Thursday, February 7, 2013
The term is everywhere. It's too late to stop it. But here's why I hate it:
• It's cutesy and cloying. And kind of a throwback to the stork-bringing days of yore.
• It's a sneaky way to comment on women's bodies when we shouldn't. E!Online can't rightly say:
HMM, JESSICA SIMPSON'S BREASTS SEEM SWOLLEN, HER JAWLINE LESS DEFINED, LOOKS LIKE HER FINGERS AND ANKLES HAVE RETAINED SOME WATER WITH PERHAPS SOME PITTING EDEMA IN THE TOPS OF HER FEET, SHE LOOKS PRETTY SWEATY, WE SEE SOME SWAY IN HER BACK AND ALSO MAYBE HER UTERUS HAS DROPPED IN RECENT WEEKS. WONDER WHAT'S GOING ON WITH HER MUCUS PLUG.
But reporting on a bump lets them talk about her body anyhow.
• Calling the enormously complicated process of pregnancy, involving all the systems of the body, a "bump," is reductive to the point of absurdity. And does nothing to help people understand women's reproductive health, which we don't, generally.

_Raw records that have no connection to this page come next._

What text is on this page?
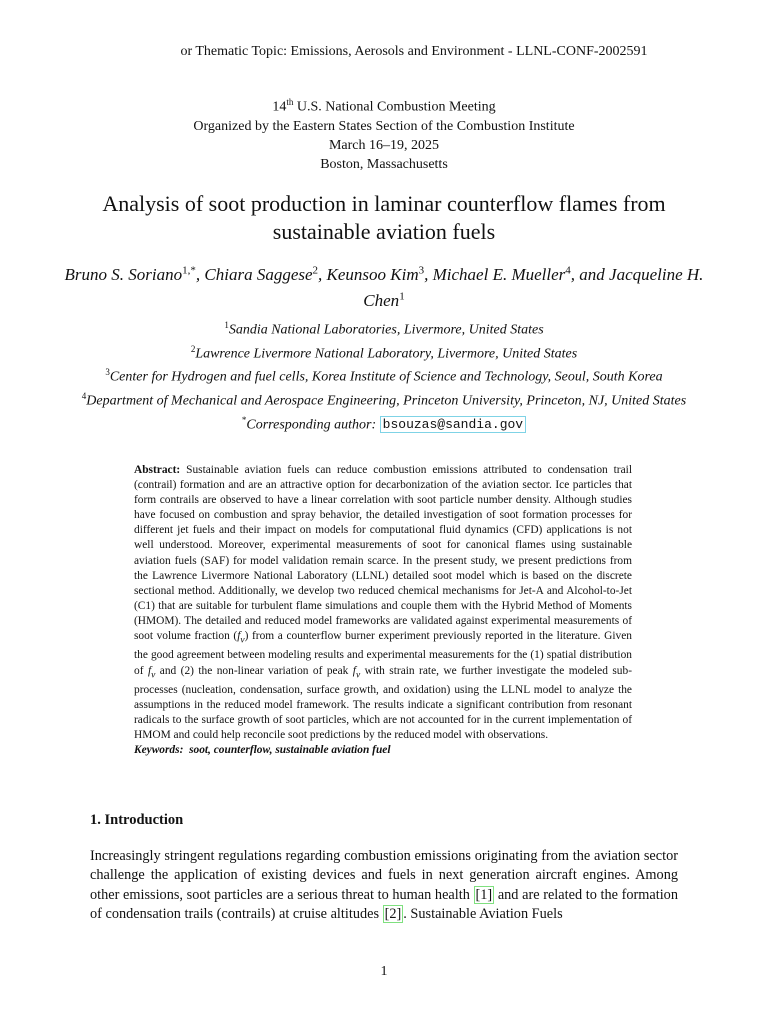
or Thematic Topic: Emissions, Aerosols and Environment - LLNL-CONF-2002591
14th U.S. National Combustion Meeting
Organized by the Eastern States Section of the Combustion Institute
March 16–19, 2025
Boston, Massachusetts
Analysis of soot production in laminar counterflow flames from sustainable aviation fuels
Bruno S. Soriano$^{1,*}$, Chiara Saggese$^2$, Keunsoo Kim$^3$, Michael E. Mueller$^4$, and Jacqueline H. Chen$^1$
$^1$Sandia National Laboratories, Livermore, United States
$^2$Lawrence Livermore National Laboratory, Livermore, United States
$^3$Center for Hydrogen and fuel cells, Korea Institute of Science and Technology, Seoul, South Korea
$^4$Department of Mechanical and Aerospace Engineering, Princeton University, Princeton, NJ, United States
*Corresponding author: bsouzas@sandia.gov
Abstract: Sustainable aviation fuels can reduce combustion emissions attributed to condensation trail (contrail) formation and are an attractive option for decarbonization of the aviation sector. Ice particles that form contrails are observed to have a linear correlation with soot particle number density. Although studies have focused on combustion and spray behavior, the detailed investigation of soot formation processes for different jet fuels and their impact on models for computational fluid dynamics (CFD) applications is not well understood. Moreover, experimental measurements of soot for canonical flames using sustainable aviation fuels (SAF) for model validation remain scarce. In the present study, we present predictions from the Lawrence Livermore National Laboratory (LLNL) detailed soot model which is based on the discrete sectional method. Additionally, we develop two reduced chemical mechanisms for Jet-A and Alcohol-to-Jet (C1) that are suitable for turbulent flame simulations and couple them with the Hybrid Method of Moments (HMOM). The detailed and reduced model frameworks are validated against experimental measurements of soot volume fraction $(f_v)$ from a counterflow burner experiment previously reported in the literature. Given the good agreement between modeling results and experimental measurements for the (1) spatial distribution of $f_v$ and (2) the non-linear variation of peak $f_v$ with strain rate, we further investigate the modeled sub-processes (nucleation, condensation, surface growth, and oxidation) using the LLNL model to analyze the assumptions in the reduced model framework. The results indicate a significant contribution from resonant radicals to the surface growth of soot particles, which are not accounted for in the current implementation of HMOM and could help reconcile soot predictions by the reduced model with observations.
Keywords: soot, counterflow, sustainable aviation fuel
1. Introduction
Increasingly stringent regulations regarding combustion emissions originating from the aviation sector challenge the application of existing devices and fuels in next generation aircraft engines. Among other emissions, soot particles are a serious threat to human health [1] and are related to the formation of condensation trails (contrails) at cruise altitudes [2] . Sustainable Aviation Fuels
1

• Reducing the acceptable visible signs of pregnancy to a single bump attached to a woman's abdomen increases the sense that there is one norm and that any deviations from that are aberrations. It also allows all those at-home MDs to diagnose "how pregnant" someone is. A pregnant woman with a very big belly is always "very advanced," "heavily pregnant," or "due any day," no matter where they are in their pregnancy. Women with changes in their face or the rest of their body are somehow managing their pregnancy incorrectly, sloppily.
• Calling a pregnancy a bump confirms the simplistic idea that once you've given birth all evidence of it should be gone (physically, emotionally, everything). Remove bump - voila!
• "Bump" has in most medical contexts a somewhat negative connotation. Acne bumps. Razor bumps. Bump on the head. Hematomas. Skin bumps. Not very happy.
• Calling stages of pregnancy "bumps" somehow a woman's sense of autonomy. The baby becomes less hers, less belonging to her. Belongs to the outside world more. Which feels weird and strangely unsafe. Like the baby is more vulnerable.
• Bump-watching provides another way to increase focus on women's bodies. Which we do way too much. Not only that, it increases the focus on women's bellies and abdomens, the part of the body most women are most self-conscious about, and makes it even clearer that protrusions are for pregnancy and naught else.
• It's fekking obnoxious. I mean, cmon. Try to imagine Ingrid Bergman or Eleanor Roosevelt or Hillary Clinton or Toni Morrison saying "baby bump."
p.s. Case in point: this was also posted today on people.com. I guess bumps are kind of like pet dogs? You can take them with you places on a leash?